KPAI: Kekerasan oleh Ibu, Cyber Crime, dan Terorisme Anak Meningkat di 2016

KPAI: Kekerasan oleh Ibu, Cyber Crime, dan Terorisme Anak Meningkat di 2016

Danu Damarjati - detikNews
Jumat, 23 Des 2016 10:30 WIB
KPAI: Kekerasan oleh Ibu, Cyber Crime, dan Terorisme Anak Meningkat di 2016
Ketua KPAI Asrorun Niam Sholeh (Foto: Ari Saputra)
Jakarta - Komisi Perlindungan Anak Indonesia (KPAI) mengkilas balik catatan-catatan kasus terkait dengan anak selama setahun ini. Ada tiga kasus yang menonjol di 2016, yakni kekerasan ibu terhadap anak, kejahatan siber (cyber crime), dan terorisme anak.

Catatan akhir tahun KPAI pada 2016 ini disampaikan oleh Ketua KPAI Asrorun Niam Sholeh dalam keterangan tertulis, Jumat (23/12/2016). Bila dilihat kuantitasnya, ketiga kasus tersebut mengalami peningkatan.

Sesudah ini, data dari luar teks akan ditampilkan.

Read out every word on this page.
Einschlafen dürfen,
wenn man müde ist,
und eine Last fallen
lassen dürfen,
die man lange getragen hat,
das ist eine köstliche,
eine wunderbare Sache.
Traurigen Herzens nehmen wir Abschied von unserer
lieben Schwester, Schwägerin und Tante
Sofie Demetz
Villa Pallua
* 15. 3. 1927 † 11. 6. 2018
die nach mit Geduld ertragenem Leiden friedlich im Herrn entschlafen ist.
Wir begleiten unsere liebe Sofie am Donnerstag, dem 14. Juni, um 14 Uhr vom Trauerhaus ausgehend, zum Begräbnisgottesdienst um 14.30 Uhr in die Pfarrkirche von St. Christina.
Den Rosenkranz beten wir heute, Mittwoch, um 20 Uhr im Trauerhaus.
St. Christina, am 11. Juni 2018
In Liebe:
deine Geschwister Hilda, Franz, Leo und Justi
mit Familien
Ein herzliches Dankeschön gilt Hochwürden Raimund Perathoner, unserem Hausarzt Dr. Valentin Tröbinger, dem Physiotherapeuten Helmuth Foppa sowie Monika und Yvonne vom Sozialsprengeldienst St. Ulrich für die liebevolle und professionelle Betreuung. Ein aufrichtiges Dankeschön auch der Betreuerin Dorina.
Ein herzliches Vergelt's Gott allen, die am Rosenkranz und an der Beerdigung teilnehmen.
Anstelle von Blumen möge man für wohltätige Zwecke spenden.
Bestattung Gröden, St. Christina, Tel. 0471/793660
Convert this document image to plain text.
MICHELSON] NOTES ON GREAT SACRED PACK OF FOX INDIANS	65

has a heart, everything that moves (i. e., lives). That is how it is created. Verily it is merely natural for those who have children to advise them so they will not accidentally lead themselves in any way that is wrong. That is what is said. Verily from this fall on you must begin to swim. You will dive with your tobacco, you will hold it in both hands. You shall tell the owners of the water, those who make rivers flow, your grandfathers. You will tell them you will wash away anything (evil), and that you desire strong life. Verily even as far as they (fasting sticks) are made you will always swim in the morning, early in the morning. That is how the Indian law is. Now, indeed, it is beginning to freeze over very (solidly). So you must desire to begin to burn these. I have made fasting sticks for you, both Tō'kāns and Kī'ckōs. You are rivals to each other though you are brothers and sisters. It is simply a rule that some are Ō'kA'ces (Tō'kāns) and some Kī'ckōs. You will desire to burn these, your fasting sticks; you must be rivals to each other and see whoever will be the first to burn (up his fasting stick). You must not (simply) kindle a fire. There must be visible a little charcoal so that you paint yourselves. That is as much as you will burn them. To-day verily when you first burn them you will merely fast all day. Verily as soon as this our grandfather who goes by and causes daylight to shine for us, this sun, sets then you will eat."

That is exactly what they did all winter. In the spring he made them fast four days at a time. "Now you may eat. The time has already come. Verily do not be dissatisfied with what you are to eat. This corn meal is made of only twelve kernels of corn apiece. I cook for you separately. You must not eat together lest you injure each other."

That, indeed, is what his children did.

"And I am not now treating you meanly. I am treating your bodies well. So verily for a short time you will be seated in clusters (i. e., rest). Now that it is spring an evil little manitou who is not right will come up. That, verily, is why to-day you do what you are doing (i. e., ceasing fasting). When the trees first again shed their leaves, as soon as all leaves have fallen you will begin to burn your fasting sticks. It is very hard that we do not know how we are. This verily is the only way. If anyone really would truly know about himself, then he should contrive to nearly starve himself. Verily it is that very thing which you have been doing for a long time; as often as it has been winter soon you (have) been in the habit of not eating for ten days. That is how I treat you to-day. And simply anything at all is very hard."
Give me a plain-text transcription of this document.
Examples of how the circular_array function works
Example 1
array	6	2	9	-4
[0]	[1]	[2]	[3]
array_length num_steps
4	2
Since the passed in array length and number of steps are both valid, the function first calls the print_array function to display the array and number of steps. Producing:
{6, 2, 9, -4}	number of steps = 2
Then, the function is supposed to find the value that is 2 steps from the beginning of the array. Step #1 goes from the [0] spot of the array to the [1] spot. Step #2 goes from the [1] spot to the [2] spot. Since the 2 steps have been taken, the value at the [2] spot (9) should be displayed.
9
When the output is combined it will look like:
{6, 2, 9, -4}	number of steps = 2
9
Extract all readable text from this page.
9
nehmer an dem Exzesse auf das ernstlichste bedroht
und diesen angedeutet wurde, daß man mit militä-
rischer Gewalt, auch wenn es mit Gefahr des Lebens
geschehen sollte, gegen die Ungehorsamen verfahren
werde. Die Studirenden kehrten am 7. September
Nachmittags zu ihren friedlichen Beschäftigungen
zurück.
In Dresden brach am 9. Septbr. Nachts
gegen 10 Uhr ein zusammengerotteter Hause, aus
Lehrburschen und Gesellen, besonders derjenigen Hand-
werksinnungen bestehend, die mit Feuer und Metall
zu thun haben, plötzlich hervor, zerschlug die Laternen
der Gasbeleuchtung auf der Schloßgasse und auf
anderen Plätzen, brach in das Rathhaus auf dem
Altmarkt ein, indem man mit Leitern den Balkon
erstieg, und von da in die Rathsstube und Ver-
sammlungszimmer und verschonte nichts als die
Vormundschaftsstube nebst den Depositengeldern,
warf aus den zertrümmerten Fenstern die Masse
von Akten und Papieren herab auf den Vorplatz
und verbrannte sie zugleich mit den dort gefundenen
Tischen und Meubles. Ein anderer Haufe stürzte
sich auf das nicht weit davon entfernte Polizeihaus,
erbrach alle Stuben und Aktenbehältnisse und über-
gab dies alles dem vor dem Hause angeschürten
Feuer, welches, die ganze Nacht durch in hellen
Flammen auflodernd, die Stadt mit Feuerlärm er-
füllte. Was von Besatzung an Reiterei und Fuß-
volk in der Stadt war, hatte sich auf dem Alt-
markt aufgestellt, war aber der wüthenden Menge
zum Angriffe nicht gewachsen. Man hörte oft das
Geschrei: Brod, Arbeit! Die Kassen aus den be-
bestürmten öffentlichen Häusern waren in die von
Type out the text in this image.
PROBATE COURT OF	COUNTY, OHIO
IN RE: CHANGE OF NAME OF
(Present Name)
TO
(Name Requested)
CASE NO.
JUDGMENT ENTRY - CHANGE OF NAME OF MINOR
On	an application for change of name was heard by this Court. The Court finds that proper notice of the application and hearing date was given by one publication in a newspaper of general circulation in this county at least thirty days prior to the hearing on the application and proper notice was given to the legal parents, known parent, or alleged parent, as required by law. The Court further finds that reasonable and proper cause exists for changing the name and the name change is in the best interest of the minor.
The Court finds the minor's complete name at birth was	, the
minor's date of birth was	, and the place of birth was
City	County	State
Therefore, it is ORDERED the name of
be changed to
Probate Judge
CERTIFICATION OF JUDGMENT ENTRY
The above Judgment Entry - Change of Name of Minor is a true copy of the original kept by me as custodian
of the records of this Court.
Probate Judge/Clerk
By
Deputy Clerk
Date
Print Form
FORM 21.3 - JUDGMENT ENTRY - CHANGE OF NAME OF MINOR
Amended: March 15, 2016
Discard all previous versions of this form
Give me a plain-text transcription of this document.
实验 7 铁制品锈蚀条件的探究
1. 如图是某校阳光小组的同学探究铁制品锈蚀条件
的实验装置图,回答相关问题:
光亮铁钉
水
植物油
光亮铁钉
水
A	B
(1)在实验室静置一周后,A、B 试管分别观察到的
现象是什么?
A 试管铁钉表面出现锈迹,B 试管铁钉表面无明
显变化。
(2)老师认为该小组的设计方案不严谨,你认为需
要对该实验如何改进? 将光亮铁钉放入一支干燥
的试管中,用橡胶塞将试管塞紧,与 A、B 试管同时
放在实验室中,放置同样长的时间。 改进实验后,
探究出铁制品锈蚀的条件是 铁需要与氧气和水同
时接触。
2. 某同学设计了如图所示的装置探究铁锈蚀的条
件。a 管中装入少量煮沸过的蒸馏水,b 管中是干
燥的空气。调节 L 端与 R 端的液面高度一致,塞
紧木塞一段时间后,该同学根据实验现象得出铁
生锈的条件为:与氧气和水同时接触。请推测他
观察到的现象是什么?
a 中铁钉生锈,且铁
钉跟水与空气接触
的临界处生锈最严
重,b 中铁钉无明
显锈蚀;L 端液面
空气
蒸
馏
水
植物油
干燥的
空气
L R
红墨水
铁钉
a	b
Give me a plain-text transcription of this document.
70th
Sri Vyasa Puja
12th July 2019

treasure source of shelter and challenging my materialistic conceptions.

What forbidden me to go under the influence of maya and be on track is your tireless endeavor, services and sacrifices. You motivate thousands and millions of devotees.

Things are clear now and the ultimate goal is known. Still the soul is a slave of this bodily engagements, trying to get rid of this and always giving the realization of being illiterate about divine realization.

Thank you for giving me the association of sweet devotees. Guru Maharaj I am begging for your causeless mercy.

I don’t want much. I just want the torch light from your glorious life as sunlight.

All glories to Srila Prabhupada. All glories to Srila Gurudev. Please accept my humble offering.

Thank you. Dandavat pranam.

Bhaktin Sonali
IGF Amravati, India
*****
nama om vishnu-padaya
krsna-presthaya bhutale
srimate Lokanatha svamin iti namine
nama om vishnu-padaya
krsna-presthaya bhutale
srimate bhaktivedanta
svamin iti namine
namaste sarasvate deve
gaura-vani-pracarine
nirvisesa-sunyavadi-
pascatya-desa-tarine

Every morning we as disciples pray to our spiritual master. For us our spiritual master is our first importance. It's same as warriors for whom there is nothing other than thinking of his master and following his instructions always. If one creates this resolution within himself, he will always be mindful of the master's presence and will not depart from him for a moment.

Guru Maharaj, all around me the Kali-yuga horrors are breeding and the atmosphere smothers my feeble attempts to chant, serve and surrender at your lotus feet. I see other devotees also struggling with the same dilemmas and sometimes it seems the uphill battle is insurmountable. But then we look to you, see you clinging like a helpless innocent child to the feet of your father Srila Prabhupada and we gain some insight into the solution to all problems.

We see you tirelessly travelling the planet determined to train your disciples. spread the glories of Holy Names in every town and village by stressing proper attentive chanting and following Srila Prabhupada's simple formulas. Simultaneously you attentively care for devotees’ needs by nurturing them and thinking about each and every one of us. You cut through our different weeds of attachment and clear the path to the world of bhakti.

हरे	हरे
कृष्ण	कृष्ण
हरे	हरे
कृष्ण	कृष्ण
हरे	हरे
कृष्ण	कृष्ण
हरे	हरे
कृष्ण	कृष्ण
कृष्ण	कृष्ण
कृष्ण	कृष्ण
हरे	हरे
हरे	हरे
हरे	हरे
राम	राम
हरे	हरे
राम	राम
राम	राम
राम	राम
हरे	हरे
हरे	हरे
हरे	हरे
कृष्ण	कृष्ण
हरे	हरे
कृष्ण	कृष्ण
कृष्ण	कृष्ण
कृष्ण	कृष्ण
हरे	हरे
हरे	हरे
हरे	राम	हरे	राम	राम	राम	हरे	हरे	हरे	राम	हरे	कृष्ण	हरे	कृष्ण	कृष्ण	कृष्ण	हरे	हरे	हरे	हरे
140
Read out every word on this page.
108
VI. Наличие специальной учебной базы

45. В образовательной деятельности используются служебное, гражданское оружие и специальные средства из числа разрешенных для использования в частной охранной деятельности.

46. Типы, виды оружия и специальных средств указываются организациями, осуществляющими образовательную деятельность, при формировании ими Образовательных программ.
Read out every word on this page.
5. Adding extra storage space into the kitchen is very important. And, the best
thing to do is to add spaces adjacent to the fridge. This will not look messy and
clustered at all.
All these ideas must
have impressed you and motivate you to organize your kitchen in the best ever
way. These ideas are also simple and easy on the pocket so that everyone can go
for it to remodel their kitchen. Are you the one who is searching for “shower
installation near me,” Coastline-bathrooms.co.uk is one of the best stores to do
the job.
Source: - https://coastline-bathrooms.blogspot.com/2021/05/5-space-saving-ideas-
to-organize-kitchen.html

Pertama, soal kasus kekerasan oleh orang tua terhadap anak. Baru saja Hari Ibu dirayakan pada 22 Desember. Namun ironisnya, kekerasan oleh ibu terhadap anak meningkat. Dari 702 kasus di bidang keluarga dan pengasuhan alternatif, 55 persennya berupa kasus ibu yang melakukan kekerasan terhadap anaknya. Misalnya, menghalangi akses bertemu, mengabaikan hak pengasuhan, penelantaran, kekerasan, dan eksploitasi.

SCROLL TO CONTINUE WITH CONTENT

"Ini menjadi kado yang kurang indah di Hari Ibu, yang diperingati setiap 22 Desember. Kita berharap ada peningkatan kesadaran akan tanggung jawab orang tua dalam pengasuhan anak," kata Niam.

Ada faktor perceraian yang turut memicu kekerasan terhadap anak. Keluarga berantakan jelas berdampak buruk pada anak. Kementerian Agama, Kementerian Pendidikan dan Kebudayaan, serta Kementerian Dalam Negeri harus meningkatkan pendidikan pranikah.

"KPAI mendesak semua pihak benar-benar memahami arti penting perlindungan anak, termasuk orang tua yang tidak boleh mengabaikan hak-hak anak, meski mereka sudah bercerai," kata Niam.

Kedua, ada peningkatan kejahatan berbasis siber sebesar 414 kasus. Agar anak-anak tidak terpapar dampak buruk kejahatan siber yang beraneka rupa itu, orang tua perlu sadar terhadap dunia maya, dengan memantau ponsel pintar yang digunakan anak.

"KPAI juga mendorong Kominfo untuk memastikan daya jangkau dan kapasitas dalam memblok dan menutup situs yang tidak ramah anak, baik konten kekerasan, pornografi, hate speech, maupun terorisme," kata Niam.

Hukuman terhadap pelaku kejahatan siber yang berakibat pada anak juga harus berat. "Contohnya kasus LGBT anak di Bogor yang mengagetkan kita semua. Perlu dilakukan pemberatan hukuman agar pelaku jera dan orang lain berpikir seribu kali untuk tindak mencontoh," jelasnya.

Ketiga, kasus anak yang terpapar terorisme dinyatakan KPAI mengalami peningkatan. Menurut catatan KPAI setahun ini, ada 219 kasus terkait dengan agama dan budaya, 180 kasus di antaranya kasus anak yang terpapar ideologi radikal dan terorisme.

"Saat ini KPAI melakukan pengawasan intensif terhadap empat anak yang terpapar terorisme. KPAI juga telah memantau langsung anak-anak di Lapas dengan kasus terorisme. Ternyata, di dalam penjara justru terjadi radikalisasi anak," kata Niam.

Sayangnya, lembaga pemasyarakatan justru menjadi tempat yang rawan penanaman terorisme terhadap anak. Maka anak-anak ini harus dipulihkan. Lagi-lagi ada jalan masuk indoktrinasi yang harus dikontrol, yakni lewat media sosial. Maka peran keluarga harus optimal memagari anak dari pengaruh terorisme.

"Saat ini, radikalisme sangat berkembang biak di media sosial," kata Niam.